𝒀𝒂𝒔𝒂𝒌 𝑩𝒊𝒓 𝑨𝒔̧𝒌ı𝒏 𝑯𝒊𝒌𝒂𝒚𝒆𝒔𝒊

𝒀𝒂𝒔𝒂𝒌 𝑩𝒊𝒓 𝑨𝒔̧𝒌ı𝒏 𝑯𝒊𝒌𝒂𝒚𝒆𝒔𝒊

𝒀𝒂𝒔𝒂𝒌 𝑩𝒊𝒓 𝑨𝒔̧𝒌ı𝒏 𝑯𝒊𝒌𝒂𝒚𝒆𝒔𝒊

19.yüzyılın ikinci yarısında, Osmanlı İmparatorluğu’nun zenginlik ve ihtişamı doruk noktasındaydı. Sultan Abdülaziz, tahtta oturduğu dönemde, imparatorluğun sanat, kültür ve mimari alanlarında büyük bir gelişme göstermesini sağlamıştı.

1867 yılının ilk günleriydi ve Osmanlı İmparatorluğu’nun hükümdarı Sultan Abdülaziz, Avrupa’nın kalbine, Paris’e doğru yola çıkmıştı.
Bu, bir Osmanlı padişahının yabancı bir ülke toprağına ilk kez sefer haricinde ayak basan ilk ve son imparator olarak tarihe geçti.    
Tarihe geçen sadece bu değildi kaynaklara göre boğazın sularında gizlenen aşk, Paris’te o sergide ilk startını vermişti.

Fransa İmparatoru III. Napolyon’un daveti üzerine, milletlerarası serginin açılışına katılmak üzere düzenlenen bu tarihi ziyaret, iki imparatorluk arasındaki ilişkilerin pekiştirilmesi adına büyük bir önem taşıyordu.
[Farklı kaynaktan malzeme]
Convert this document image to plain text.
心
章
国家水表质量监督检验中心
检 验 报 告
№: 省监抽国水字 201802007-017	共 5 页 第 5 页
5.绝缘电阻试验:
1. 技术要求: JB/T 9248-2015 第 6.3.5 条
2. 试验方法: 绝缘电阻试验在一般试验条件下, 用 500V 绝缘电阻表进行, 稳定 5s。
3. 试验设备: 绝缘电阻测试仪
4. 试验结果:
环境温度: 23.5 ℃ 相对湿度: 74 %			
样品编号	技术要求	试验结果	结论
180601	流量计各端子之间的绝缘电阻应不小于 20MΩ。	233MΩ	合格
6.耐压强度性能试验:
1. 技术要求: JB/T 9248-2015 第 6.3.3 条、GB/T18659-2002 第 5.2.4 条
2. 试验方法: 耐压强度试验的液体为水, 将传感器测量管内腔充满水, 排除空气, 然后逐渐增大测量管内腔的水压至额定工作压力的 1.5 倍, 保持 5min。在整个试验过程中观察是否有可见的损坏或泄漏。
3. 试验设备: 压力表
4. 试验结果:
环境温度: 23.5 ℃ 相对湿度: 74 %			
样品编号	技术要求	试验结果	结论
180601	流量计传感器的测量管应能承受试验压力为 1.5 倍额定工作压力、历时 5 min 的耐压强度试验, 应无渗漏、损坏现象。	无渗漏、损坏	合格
Paris Garı’nda, Sultan Abdülaziz’i karşılamak için hazırlanan görkemli tören, iki ülkenin dostluğunun bir göstergesiydi.

İmparator III. Napolyon’un yanında, sarayın merdivenlerinde, İmparatoriçe Eugénie bekliyordu.
Onun asil duruşu, sarı saçları ve yeşil gözleriyle adeta bir sanat eseri gibiydi.

Sultan Abdülaziz ise heybetiyle güçlü fiziği ve karizmatik varlığı ile  herkesin dikkatini çekiyor, Fransız soyluları arasında hemen fark ediliyordu.
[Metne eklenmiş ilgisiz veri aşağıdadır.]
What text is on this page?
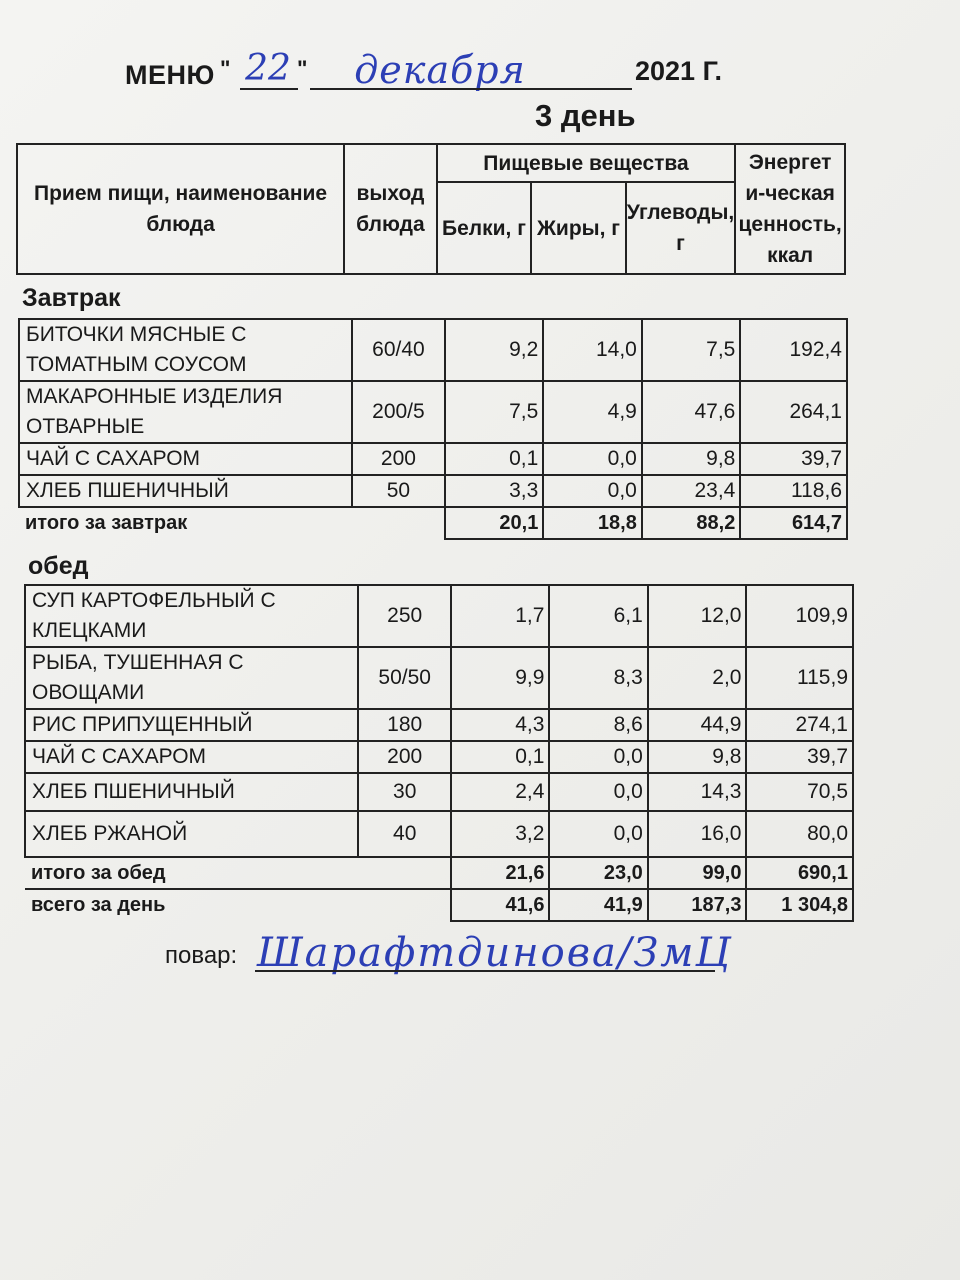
МЕНЮ " 22 "	декабря	2021 Г.
3 день
Прием пищи, наименование блюда	выход блюда	Пищевые вещества			Энергет и-ческая ценность, ккал
		Белки, г	Жиры, г	Углеводы, г	
Завтрак
БИТОЧКИ МЯСНЫЕ С ТОМАТНЫМ СОУСОМ	60/40	9,2	14,0	7,5	192,4
МАКАРОННЫЕ ИЗДЕЛИЯ ОТВАРНЫЕ	200/5	7,5	4,9	47,6	264,1
ЧАЙ С САХАРОМ	200	0,1	0,0	9,8	39,7
ХЛЕБ ПШЕНИЧНЫЙ	50	3,3	0,0	23,4	118,6
итого за завтрак		20,1	18,8	88,2	614,7
обед
СУП КАРТОФЕЛЬНЫЙ С КЛЕЦКАМИ	250	1,7	6,1	12,0	109,9
РЫБА, ТУШЕННАЯ С ОВОЩАМИ	50/50	9,9	8,3	2,0	115,9
РИС ПРИПУЩЕННЫЙ	180	4,3	8,6	44,9	274,1
ЧАЙ С САХАРОМ	200	0,1	0,0	9,8	39,7
ХЛЕБ ПШЕНИЧНЫЙ	30	2,4	0,0	14,3	70,5
ХЛЕБ РЖАНОЙ	40	3,2	0,0	16,0	80,0
итого за обед		21,6	23,0	99,0	690,1
всего за день		41,6	41,9	187,3	1 304,8
повар: Шарафтдинова/ЗмЦ
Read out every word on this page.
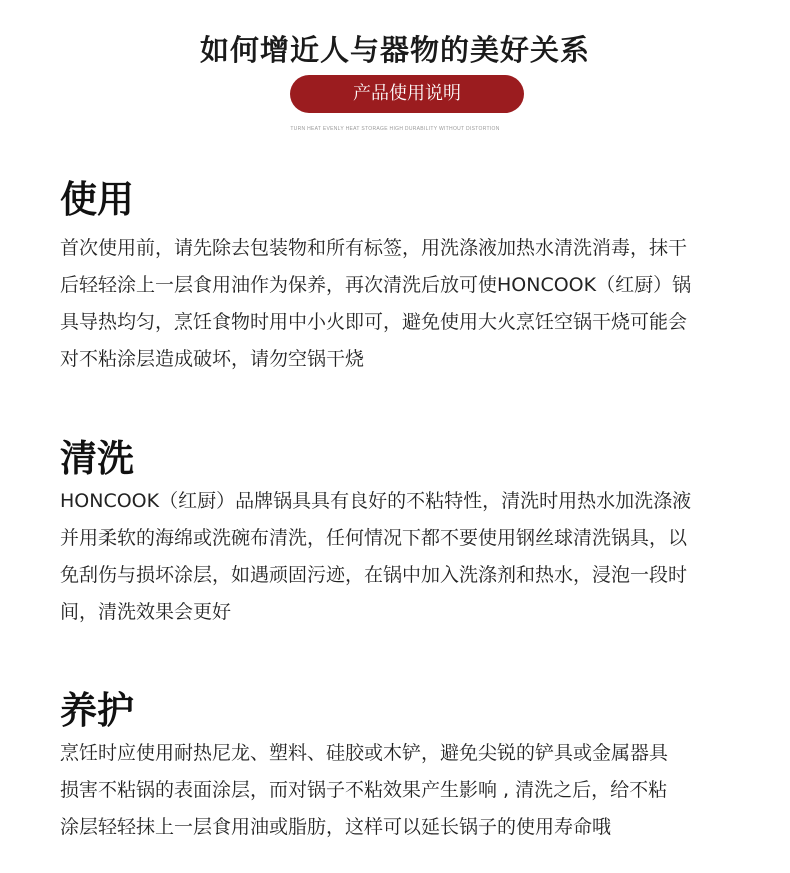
如何增近人与器物的美好关系
产品使用说明
TURN HEAT EVENLY HEAT STORAGE HIGH DURABILITY WITHOUT DISTORTION
使用
首次使用前，请先除去包装物和所有标签，用洗涤液加热水清洗消毒，抹干
后轻轻涂上一层食用油作为保养，再次清洗后放可使HONCOOK（红厨）锅
具导热均匀，烹饪食物时用中小火即可，避免使用大火烹饪空锅干烧可能会
对不粘涂层造成破坏，请勿空锅干烧
清洗
HONCOOK（红厨）品牌锅具具有良好的不粘特性，清洗时用热水加洗涤液
并用柔软的海绵或洗碗布清洗，任何情况下都不要使用钢丝球清洗锅具，以
免刮伤与损坏涂层，如遇顽固污迹，在锅中加入洗涤剂和热水，浸泡一段时
间，清洗效果会更好
养护
烹饪时应使用耐热尼龙、塑料、硅胶或木铲，避免尖锐的铲具或金属器具
损害不粘锅的表面涂层，而对锅子不粘效果产生影响 , 清洗之后，给不粘
涂层轻轻抹上一层食用油或脂肪，这样可以延长锅子的使用寿命哦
İmparatoriçe, Sultan’ın koluna girerek ona Tuileries Sarayı’na kadar eşlik etti.  
Bu kısa yürüyüş sırasında, iki lider arasında sözsüz bir iletişim kuruldu.

Göz göze gelen anlar, iki kültürün ve iki farklı dünyanın birleştiği anlardı.

O akşam düzenlenen yemekte, Sultan Abdülaziz ve İmparatoriçe Eugénie’nin birbirlerine olan ilgisi, tüm salonun gözünden kaçmadı. İmparatoriçe’nin zarifliği ve Sultan’ın asaleti, aralarındaki bu anlamsız çekimi daha da güçlendirdi.

Sultan Abdülaziz’in Paris’teki 11 günlük kalışı boyunca, İmparatoriçe Eugénie ile olan ilişkisi, tüm dikkatleri üzerlerine çekti. Osmanlı heyeti de bu durumu fark etti

Ayrılık vakti geldiğinde, anlatılanlara göre İmparatoriçe Eugénie’nin  kederi ve gözlerindeki hüzün, veda anının ağırlığını herkese hissettirmişti .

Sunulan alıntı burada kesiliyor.